On April 4, 2016, we issued a note payable to Canyon Assets Holdings, Inc. (“Lender”) dated March 28, 2016 in the principal amount of $575,000. The note was issued to the Lender in consideration for the Lender’s having satisfied on the Company’s behalf an outstanding note payable (the “CAH Note”) of the Company (the “JTS Note”). The JTS Note issued September 25, 2015 was repaid in full ($500,000 face value and accrued interest of $75,000) by the Lender with the payment of $575,000 in cash. The terms of the CAH Note call for an interest rate of 15%, due one year from the date of the CAH Note. However, all accrued and unpaid interest and all other amounts payable under the CAH Note are due to the Lender within ten (10) business days after the closing by the Company of an equity or convertible debt financing in one or more series of transactions, with aggregate gross proceeds of at least $1 million.

 

On April 4, 2016, we issued a $275,000 face value note payable and 50,000 shares of our common stock to Gemini Master Fund, LTD (“Gemini”) pursuant to a Security Purchase Agreement dated March 30, 2016 (the date the funds were received by our Company). Under the terms of the related note payable (the “Gemini Note”), the Company received $245,000, net of costs and original issue discount.

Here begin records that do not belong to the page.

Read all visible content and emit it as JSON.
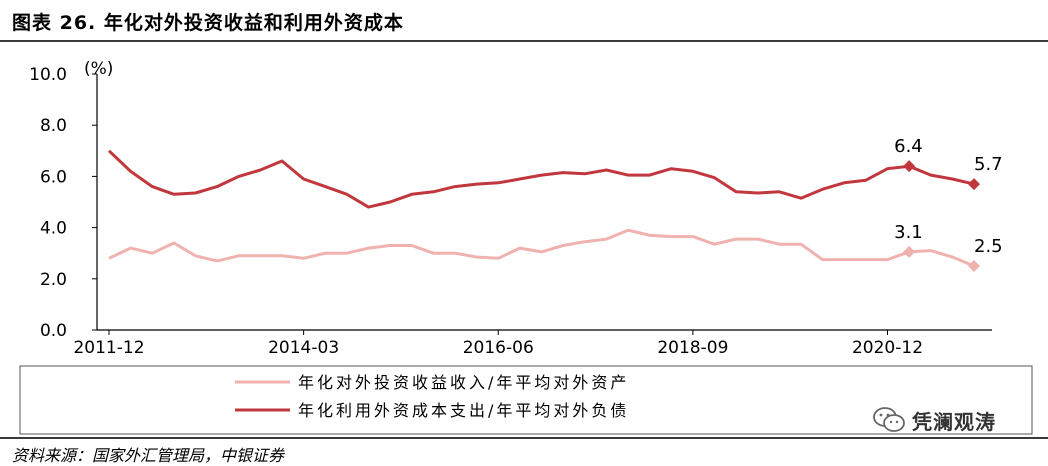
{
  "header": {
    "title": "图表 26. 年化对外投资收益和利用外资成本"
  },
  "footer": {
    "source": "资料来源：国家外汇管理局，中银证券"
  },
  "watermark": {
    "text": "凭澜观涛",
    "icon": "wechat-icon"
  },
  "colors": {
    "line_income": "#f0b2ae",
    "line_cost": "#c1373d",
    "axis": "#000000"
  },
  "chart_data": {
    "type": "line",
    "title": "",
    "xlabel": "",
    "ylabel": "(%)",
    "ylim": [
      0,
      10
    ],
    "yticks": [
      "0.0",
      "2.0",
      "4.0",
      "6.0",
      "8.0",
      "10.0"
    ],
    "x": [
      "2011-12",
      "2012-03",
      "2012-06",
      "2012-09",
      "2012-12",
      "2013-03",
      "2013-06",
      "2013-09",
      "2013-12",
      "2014-03",
      "2014-06",
      "2014-09",
      "2014-12",
      "2015-03",
      "2015-06",
      "2015-09",
      "2015-12",
      "2016-03",
      "2016-06",
      "2016-09",
      "2016-12",
      "2017-03",
      "2017-06",
      "2017-09",
      "2017-12",
      "2018-03",
      "2018-06",
      "2018-09",
      "2018-12",
      "2019-03",
      "2019-06",
      "2019-09",
      "2019-12",
      "2020-03",
      "2020-06",
      "2020-09",
      "2020-12",
      "2021-03",
      "2021-06",
      "2021-09",
      "2021-12"
    ],
    "xticks": [
      "2011-12",
      "2014-03",
      "2016-06",
      "2018-09",
      "2020-12"
    ],
    "series": [
      {
        "name": "年化对外投资收益收入/年平均对外资产",
        "values": [
          2.8,
          3.2,
          3.0,
          3.4,
          2.9,
          2.7,
          2.9,
          2.9,
          2.9,
          2.8,
          3.0,
          3.0,
          3.2,
          3.3,
          3.3,
          3.0,
          3.0,
          2.85,
          2.8,
          3.2,
          3.05,
          3.3,
          3.45,
          3.55,
          3.9,
          3.7,
          3.65,
          3.65,
          3.35,
          3.55,
          3.55,
          3.35,
          3.35,
          2.75,
          2.75,
          2.75,
          2.75,
          3.05,
          3.1,
          2.85,
          2.5
        ]
      },
      {
        "name": "年化利用外资成本支出/年平均对外负债",
        "values": [
          7.0,
          6.2,
          5.6,
          5.3,
          5.35,
          5.6,
          6.0,
          6.25,
          6.6,
          5.9,
          5.6,
          5.3,
          4.8,
          5.0,
          5.3,
          5.4,
          5.6,
          5.7,
          5.75,
          5.9,
          6.05,
          6.15,
          6.1,
          6.25,
          6.05,
          6.05,
          6.3,
          6.2,
          5.95,
          5.4,
          5.35,
          5.4,
          5.15,
          5.5,
          5.75,
          5.85,
          6.3,
          6.4,
          6.05,
          5.9,
          5.7
        ]
      }
    ],
    "annotations": [
      {
        "series": 1,
        "index": 37,
        "text": "6.4"
      },
      {
        "series": 1,
        "index": 40,
        "text": "5.7"
      },
      {
        "series": 0,
        "index": 37,
        "text": "3.1"
      },
      {
        "series": 0,
        "index": 40,
        "text": "2.5"
      }
    ],
    "legend": {
      "position": "bottom",
      "items": [
        "年化对外投资收益收入/年平均对外资产",
        "年化利用外资成本支出/年平均对外负债"
      ]
    },
    "grid": false
  }
}
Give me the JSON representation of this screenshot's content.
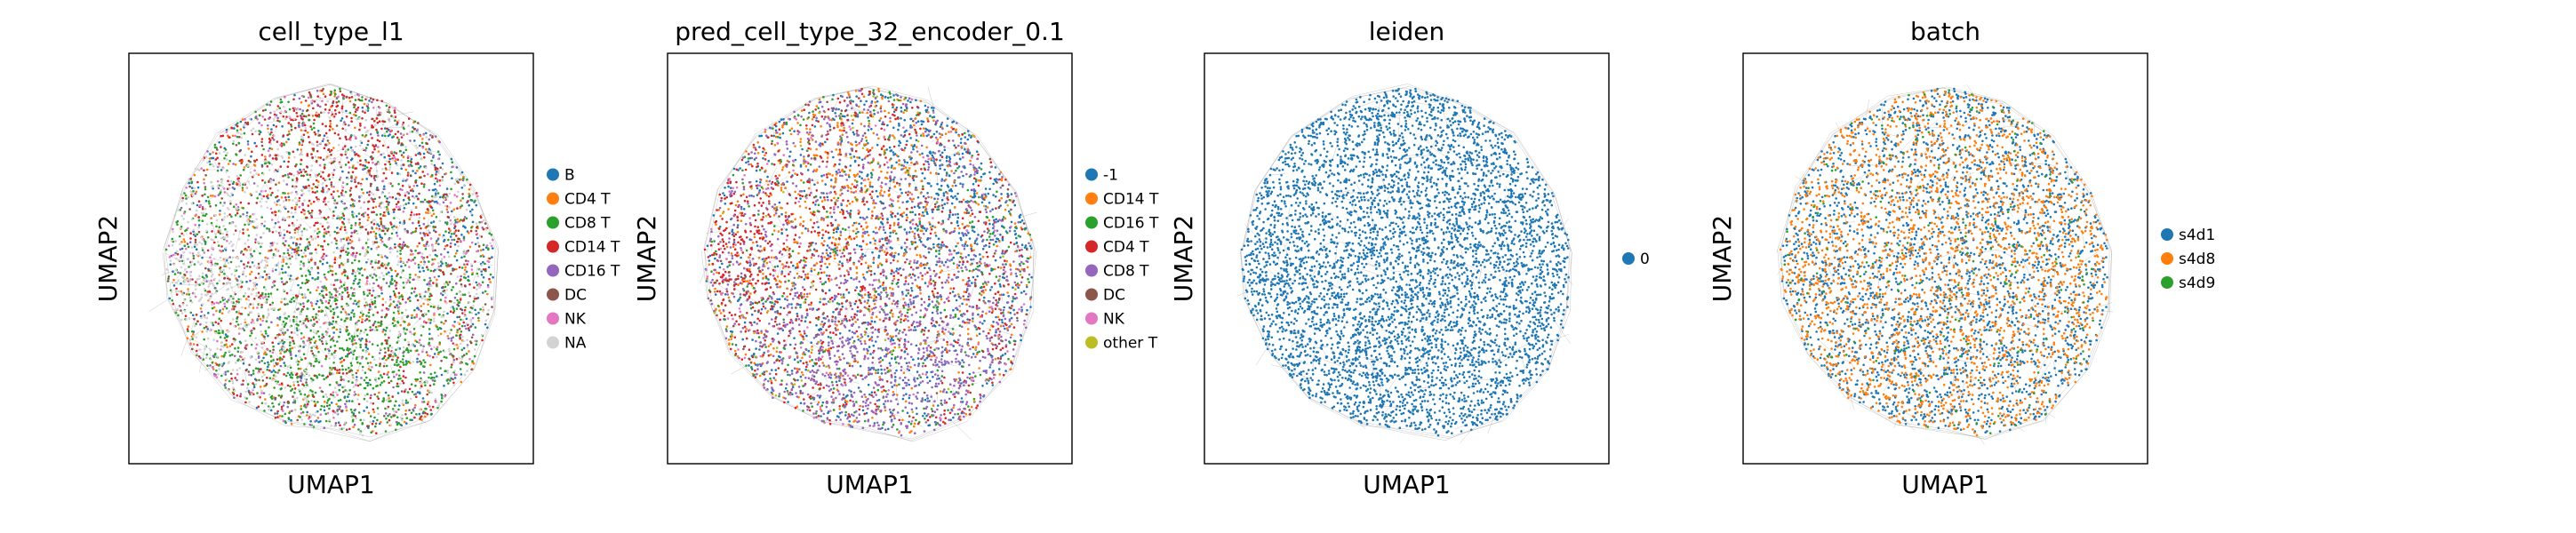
{
  "chart_data": [
    {
      "type": "scatter",
      "title": "cell_type_l1",
      "xlabel": "UMAP1",
      "ylabel": "UMAP2",
      "legend_position": "right",
      "grid": false,
      "series": [
        {
          "name": "B",
          "color": "#1f77b4",
          "share": 0.1
        },
        {
          "name": "CD4 T",
          "color": "#ff7f0e",
          "share": 0.12
        },
        {
          "name": "CD8 T",
          "color": "#2ca02c",
          "share": 0.22
        },
        {
          "name": "CD14 T",
          "color": "#d62728",
          "share": 0.14
        },
        {
          "name": "CD16 T",
          "color": "#9467bd",
          "share": 0.08
        },
        {
          "name": "DC",
          "color": "#8c564b",
          "share": 0.06
        },
        {
          "name": "NK",
          "color": "#e377c2",
          "share": 0.08
        },
        {
          "name": "NA",
          "color": "#d3d3d3",
          "share": 0.2
        }
      ]
    },
    {
      "type": "scatter",
      "title": "pred_cell_type_32_encoder_0.1",
      "xlabel": "UMAP1",
      "ylabel": "UMAP2",
      "legend_position": "right",
      "grid": false,
      "series": [
        {
          "name": "-1",
          "color": "#1f77b4",
          "share": 0.22
        },
        {
          "name": "CD14 T",
          "color": "#ff7f0e",
          "share": 0.16
        },
        {
          "name": "CD16 T",
          "color": "#2ca02c",
          "share": 0.1
        },
        {
          "name": "CD4 T",
          "color": "#d62728",
          "share": 0.18
        },
        {
          "name": "CD8 T",
          "color": "#9467bd",
          "share": 0.24
        },
        {
          "name": "DC",
          "color": "#8c564b",
          "share": 0.03
        },
        {
          "name": "NK",
          "color": "#e377c2",
          "share": 0.05
        },
        {
          "name": "other T",
          "color": "#bcbd22",
          "share": 0.02
        }
      ]
    },
    {
      "type": "scatter",
      "title": "leiden",
      "xlabel": "UMAP1",
      "ylabel": "UMAP2",
      "legend_position": "right",
      "grid": false,
      "series": [
        {
          "name": "0",
          "color": "#1f77b4",
          "share": 1.0
        }
      ]
    },
    {
      "type": "scatter",
      "title": "batch",
      "xlabel": "UMAP1",
      "ylabel": "UMAP2",
      "legend_position": "right",
      "grid": false,
      "series": [
        {
          "name": "s4d1",
          "color": "#1f77b4",
          "share": 0.5
        },
        {
          "name": "s4d8",
          "color": "#ff7f0e",
          "share": 0.45
        },
        {
          "name": "s4d9",
          "color": "#2ca02c",
          "share": 0.05
        }
      ]
    }
  ],
  "colors": {
    "edge": "#888888",
    "frame": "#000000"
  }
}
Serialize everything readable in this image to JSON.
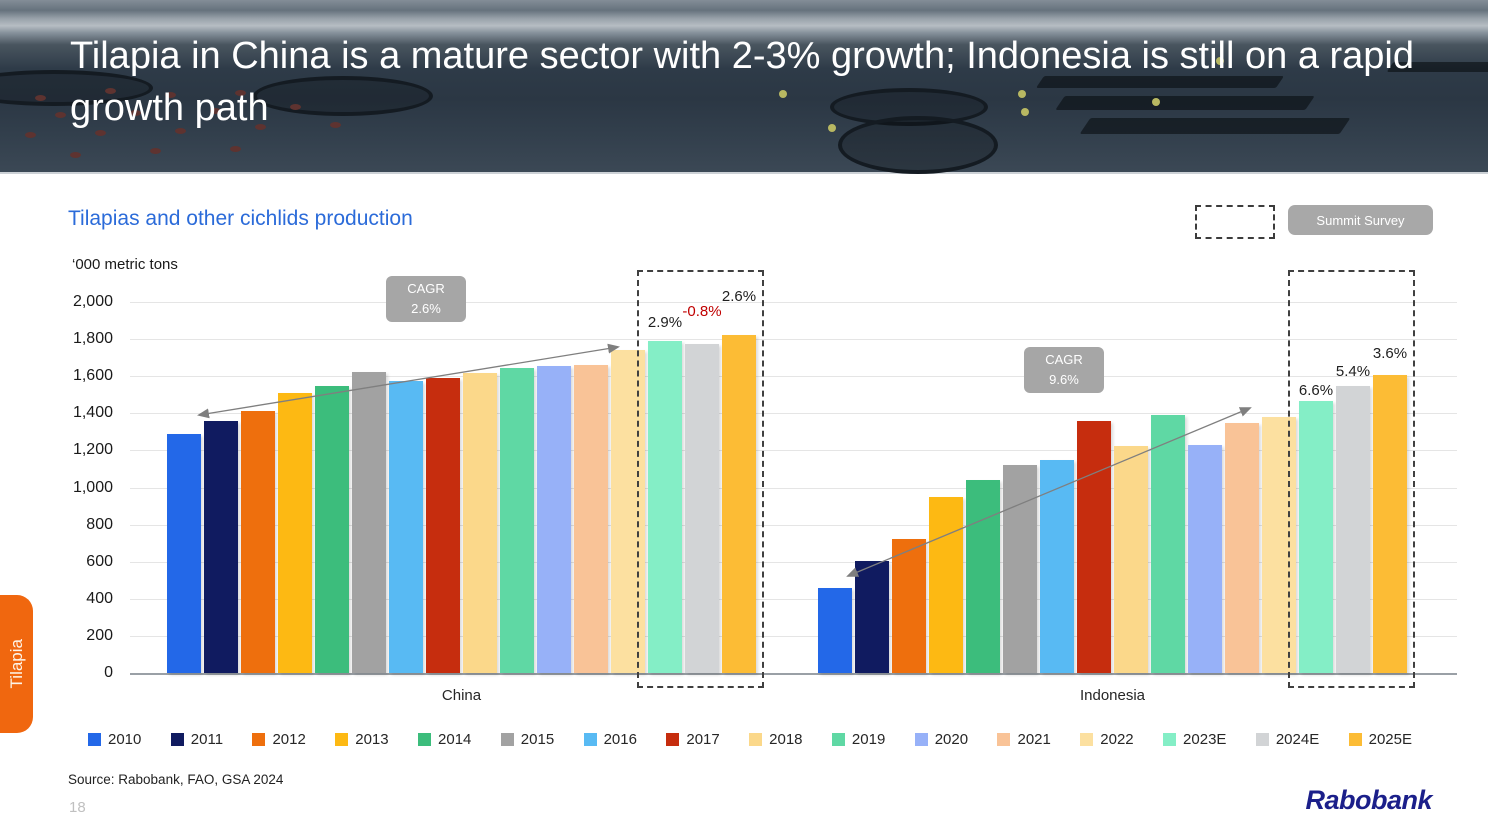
{
  "header": {
    "title": "Tilapia in China is a mature sector with 2-3% growth; Indonesia is still on a rapid growth path"
  },
  "controls": {
    "summit_survey_label": "Summit Survey"
  },
  "chart_data": {
    "type": "bar",
    "title": "Tilapias and other cichlids production",
    "unit_label": "‘000 metric tons",
    "ylim": [
      0,
      2000
    ],
    "ytick_interval": 200,
    "ytick_labels": [
      "0",
      "200",
      "400",
      "600",
      "800",
      "1,000",
      "1,200",
      "1,400",
      "1,600",
      "1,800",
      "2,000"
    ],
    "grid": true,
    "legend_position": "bottom",
    "categories": [
      "2010",
      "2011",
      "2012",
      "2013",
      "2014",
      "2015",
      "2016",
      "2017",
      "2018",
      "2019",
      "2020",
      "2021",
      "2022",
      "2023E",
      "2024E",
      "2025E"
    ],
    "series_colors": [
      "#2368e8",
      "#101b60",
      "#ee6f0d",
      "#fdb913",
      "#3cbd7c",
      "#a2a2a2",
      "#58baf3",
      "#c62d0e",
      "#fbd88a",
      "#5fd8a4",
      "#97b1f8",
      "#f9c397",
      "#fce0a0",
      "#84eec6",
      "#d2d4d6",
      "#fcbc35"
    ],
    "estimate_years": [
      "2023E",
      "2024E",
      "2025E"
    ],
    "series": [
      {
        "name": "China",
        "values": [
          1290,
          1360,
          1415,
          1510,
          1545,
          1620,
          1575,
          1590,
          1615,
          1645,
          1655,
          1660,
          1740,
          1790,
          1776,
          1822
        ],
        "cagr_label": "CAGR",
        "cagr_value": "2.6%",
        "estimate_annotations": [
          "2.9%",
          "-0.8%",
          "2.6%"
        ]
      },
      {
        "name": "Indonesia",
        "values": [
          460,
          605,
          720,
          950,
          1040,
          1120,
          1150,
          1360,
          1225,
          1390,
          1230,
          1350,
          1378,
          1469,
          1548,
          1604
        ],
        "cagr_label": "CAGR",
        "cagr_value": "9.6%",
        "estimate_annotations": [
          "6.6%",
          "5.4%",
          "3.6%"
        ]
      }
    ],
    "annotation_negative_color": "#c00000"
  },
  "footer": {
    "source": "Source: Rabobank, FAO, GSA 2024",
    "page_number": "18",
    "logo": "Rabobank"
  },
  "side_tab": {
    "label": "Tilapia"
  }
}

Other significant terms of the Gemini Note include: 

 

  A maturity date of December 31, 2016 in the absence of events triggering mandatory early repayment (as summarized below);
  Interest accrues at the rate of 8% on the $275,000 face value (18% in the event of an event of default as defined in the Gemini Note);
  The Gemini Note is convertible in part (subject to a $10,000 minimum) at the option of Gemini into shares of the Company’s common stock at the rate of $0.70 per share (subject to adjustment summarized below);
  The Company has the option to prepay the Gemini Note;
  All prepayments of the Gemini Note, whether effected at the option of the Company or subject to mandatory early repayment (as summarized herein), require the Company to repay Gemini 112% of the outstanding principal and all outstanding accrued interest through the date of prepayment;
  All principal and interest outstanding under the Gemini Note are required to be immediately repaid should the Company complete a financing or series of financings totaling $1.5 million or more; and
  The Conversion price of the Gemini Note is adjusted for the following: 1) loss of Company DTC eligibility – conversion price adjusts to $0.25 per share; 2) stock dividends and splits – as described in the Gemini Note; 3) a rights offering below the market price (as defined) – as described in the Gemini Note; 4) fundamental transactions (as defined) – as described in the Gemini Note; 5) subsequent equity sales below $0.70 per share – as more particularly detailed and described in the Gemini Note.

 

The foregoing summaries of the agreements and of the CAH Note and Gemini Note are qualified in by the forms of the agreements included as exhibits to this report. The cash received prior to March 31, 2016 on the Gemini Note were included in notes and advances payable in the accompanying balance sheet as of that date.

 

In May 2016, we entered into agreements with two employees that hold options to purchase up to 1,000,000 shares of our common stock each. The agreements modified the strike price of their outstanding options from the previous strike prices of $1.50 to $0.55 per share. All other terms of the previous option agreements remained unchanged.